2006 0-7734-5613-9 The original archival research contained in this work redefines the nature and position of Napoleon’s Ministry of War. Under the First Empire the Ministry developed as a combined action of competing administrative authorities. Stable and self-referencing, the Ministry was flexible, which reflected its growing professionalization. Under the Ancien Regime, the Revolution, and the early Empire administrative officers were often chosen for other reasons than administrative ability, and always subject to the influence of military and civilian outsiders. This work examines the development of the army’s field and bureaucratic administrative operations. This examination includes the creation of a professional class of administrators during the course of the seventeenth century and, in particular, during the French Revolution and the bureaucratic development of the Ministry of War between 1799 and 1814.
While the field and bureaucratic operations are surveyed as an evolving process, the work also introduces sociometrical analysis by tracking the Napoleonic careers of the major military administrative figures, in particular Minister of War Henri Clarke.

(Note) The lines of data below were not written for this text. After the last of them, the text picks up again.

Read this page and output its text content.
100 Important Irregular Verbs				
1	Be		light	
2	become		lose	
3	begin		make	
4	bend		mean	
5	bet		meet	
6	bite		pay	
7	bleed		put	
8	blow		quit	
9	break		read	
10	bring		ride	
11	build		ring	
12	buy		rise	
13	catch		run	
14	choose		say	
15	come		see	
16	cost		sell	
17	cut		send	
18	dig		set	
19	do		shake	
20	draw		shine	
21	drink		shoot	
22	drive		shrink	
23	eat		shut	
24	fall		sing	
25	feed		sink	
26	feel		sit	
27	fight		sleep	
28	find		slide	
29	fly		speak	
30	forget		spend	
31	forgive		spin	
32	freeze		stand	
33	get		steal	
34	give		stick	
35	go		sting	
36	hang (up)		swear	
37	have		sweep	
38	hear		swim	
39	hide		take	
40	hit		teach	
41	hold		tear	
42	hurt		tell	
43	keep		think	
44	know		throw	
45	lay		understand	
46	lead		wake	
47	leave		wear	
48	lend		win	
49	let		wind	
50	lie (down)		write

The successes and failures of the war administrative bureaucracy are considered by examining the relationships between ministerial-level administrators.
The conclusion stresses the long-term impact of the Napoleonic military-administrative experience by discussing the restructuring of the Restoration ministry of war. The reestablishment of the Napoleonic model of military administration in the post-Napoleonic period, and the reemergence of Napoleonic administrative professionals and institutions, created a condition which affected French social, military and political development into the twentieth century.